TT: Früher wurde viel über Integrationsunwilligkeit gesprochen, heutzutage wird weniger darüber geredet. Hast du das auch so wahrgenommen?

Ike: Ich denke nicht, dass es weniger geworden ist. Die Neos in Wien schreien die ganze Zeit, es gibt so viele Probleme in der Schule, wir haben zu viele Migrantenkinder. Man redet über die Reduzierung des strafbaren Alters, als ob das die Probleme lösen würde. Die Medien greifen das sofort auf und stellen die Migranten als gewalttätig dar.
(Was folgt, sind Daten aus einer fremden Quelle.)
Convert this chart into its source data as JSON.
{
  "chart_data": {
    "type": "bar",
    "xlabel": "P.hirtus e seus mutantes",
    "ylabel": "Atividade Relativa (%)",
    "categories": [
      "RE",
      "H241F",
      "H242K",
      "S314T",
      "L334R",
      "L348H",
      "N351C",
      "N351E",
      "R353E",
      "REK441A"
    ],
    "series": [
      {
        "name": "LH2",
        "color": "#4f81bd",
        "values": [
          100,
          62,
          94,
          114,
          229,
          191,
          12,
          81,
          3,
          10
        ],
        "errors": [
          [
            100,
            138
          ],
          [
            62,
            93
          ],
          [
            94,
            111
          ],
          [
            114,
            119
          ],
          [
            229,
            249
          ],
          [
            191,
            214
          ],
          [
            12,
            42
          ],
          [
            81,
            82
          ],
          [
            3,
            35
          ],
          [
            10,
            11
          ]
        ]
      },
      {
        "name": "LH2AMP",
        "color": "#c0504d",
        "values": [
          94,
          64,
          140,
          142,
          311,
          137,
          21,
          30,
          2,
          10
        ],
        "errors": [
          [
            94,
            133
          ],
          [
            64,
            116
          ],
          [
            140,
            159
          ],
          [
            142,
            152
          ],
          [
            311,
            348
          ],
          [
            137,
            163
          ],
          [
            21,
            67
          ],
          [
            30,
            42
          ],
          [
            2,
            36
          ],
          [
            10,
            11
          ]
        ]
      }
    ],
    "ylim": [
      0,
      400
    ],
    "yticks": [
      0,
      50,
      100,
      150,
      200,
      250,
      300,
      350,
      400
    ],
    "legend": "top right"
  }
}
Das ist immer noch aktuell. Ich bin seit 1990 in Österreich. Schon damals hat es geheißen, die Ausländer integrieren sich nicht. Darüber reden sie noch immer, nur mit anderen Worten. Heute wird über Werte geredet, aber es geht um dasselbe.

TT: Was würdest du den Mitgliedern deiner Community empfehlen, damit ihre Anliegen wahrgenommen werden?

Ike: Die Frage lautet: Welche Community ist meine? Es ist die Gesellschaft, in der ich lebe. Aber wenn ich in die afrikanischen Communities gehe, oder in die schwarze Community, empfehle ich den Leuten: Geht hinaus und beteiligt euch an der Gesellschaft, in der ihr lebt, ob in der Kirche, in der Gemeinde oder bei der Feuerwehr. Nur wer Teil der Gesellschaft ist, hat die Möglichkeit, seine Anliegen zu äußern und zu sagen, wie er genannt werden möchte. Sonst bleibt er in den Augen der Mehrheit ein Ausländer, ein Schwarzer, ein Unbekannter.